Roles of Pediatric Oncology Nurse includes:-
In addition to general nursing care, responsibilities of Pediatric Oncology Nurses include (but are not limited to):
- Provide direct and individualized nursing care to pediatric oncology patients based on the application of scientific nursing principles.
- An important responsibility of nurses involved in the delivery of chemotherapy is to ensure that the correct dose and drug are administered by the correct route to the right patient.
- Patient education is an important nursing role as they promote understanding of the disease and treatment. Nurses provide information that aids the decision-making process, and assists families when navigating the health care system.
- Pediatric oncology nurse are experts in assessing a patient’s physical and emotional status, past health history, health practices, and both the patient’s and the family’s knowledge of the disease and its treatment.

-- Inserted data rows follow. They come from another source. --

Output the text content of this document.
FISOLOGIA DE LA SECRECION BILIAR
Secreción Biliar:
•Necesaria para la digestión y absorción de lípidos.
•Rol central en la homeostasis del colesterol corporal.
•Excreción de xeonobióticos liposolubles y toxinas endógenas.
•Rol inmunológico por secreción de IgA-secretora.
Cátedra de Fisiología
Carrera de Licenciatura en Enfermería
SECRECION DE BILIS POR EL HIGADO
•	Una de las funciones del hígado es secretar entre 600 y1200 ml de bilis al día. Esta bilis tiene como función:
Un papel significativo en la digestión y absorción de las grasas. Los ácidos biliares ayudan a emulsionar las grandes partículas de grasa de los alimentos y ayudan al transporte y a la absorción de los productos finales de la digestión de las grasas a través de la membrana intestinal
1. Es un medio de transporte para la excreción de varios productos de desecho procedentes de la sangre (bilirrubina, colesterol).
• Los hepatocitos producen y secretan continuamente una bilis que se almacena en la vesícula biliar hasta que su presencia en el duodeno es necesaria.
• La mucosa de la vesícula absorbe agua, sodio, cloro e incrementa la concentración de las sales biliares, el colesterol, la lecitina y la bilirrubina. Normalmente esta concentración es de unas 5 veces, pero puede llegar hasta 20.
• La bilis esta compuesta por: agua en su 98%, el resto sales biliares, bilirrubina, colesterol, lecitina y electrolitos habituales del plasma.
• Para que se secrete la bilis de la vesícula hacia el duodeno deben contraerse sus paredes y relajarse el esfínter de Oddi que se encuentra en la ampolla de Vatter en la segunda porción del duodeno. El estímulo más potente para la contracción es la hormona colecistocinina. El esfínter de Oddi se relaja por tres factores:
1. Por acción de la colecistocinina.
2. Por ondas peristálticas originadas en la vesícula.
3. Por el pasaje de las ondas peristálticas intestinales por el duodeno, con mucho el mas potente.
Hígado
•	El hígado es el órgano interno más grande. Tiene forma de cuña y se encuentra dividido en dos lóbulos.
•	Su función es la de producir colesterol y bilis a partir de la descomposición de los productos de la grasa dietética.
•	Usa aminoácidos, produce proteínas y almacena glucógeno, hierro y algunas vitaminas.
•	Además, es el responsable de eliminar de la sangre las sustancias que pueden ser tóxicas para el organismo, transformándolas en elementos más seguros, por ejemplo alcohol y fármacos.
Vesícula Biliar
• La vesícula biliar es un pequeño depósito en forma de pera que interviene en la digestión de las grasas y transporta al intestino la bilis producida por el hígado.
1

- The pediatric oncology nurse plays a vital role in coordinating the multiple and complex technologies now commonly employed in cancer diagnosis and treatment. This coordination encompasses direct patient care; documentation in the medical record; participation in therapy; symptom management, both patient and family education; as well as counseling throughout diagnosis, therapy, and follows up.
- The pediatric oncology nurse identifies patient problems and assists in the evaluation of symptoms and initiation of interventions, including information about the last chemotherapy treatment and knowledge of the patient’s history, guide the nurse in determining the patient’s disposition and treatment.
- Maintains comprehensive and accurate records of all patient activities, including exams, diagnostic testing, medications, cancer treatments, referring physician information, etc.
- Initiates emergency resuscitative measures according to resuscitation protocols.
- Reports patient condition to appropriate personnel during each shift.
- Evaluates patients’ responses to care based on effectiveness of nursing interventions/actions in relationship to established outcomes and consults with doctors and Support Staff regarding clinical variances and recommended changes to the plan of care.
Identifies learning needs with patients/families and teaches by adapting standard information to provide individualized and comprehensive teaching learning. Utilizes the resources as appropriate to meet identified patient, family and/or care give needs.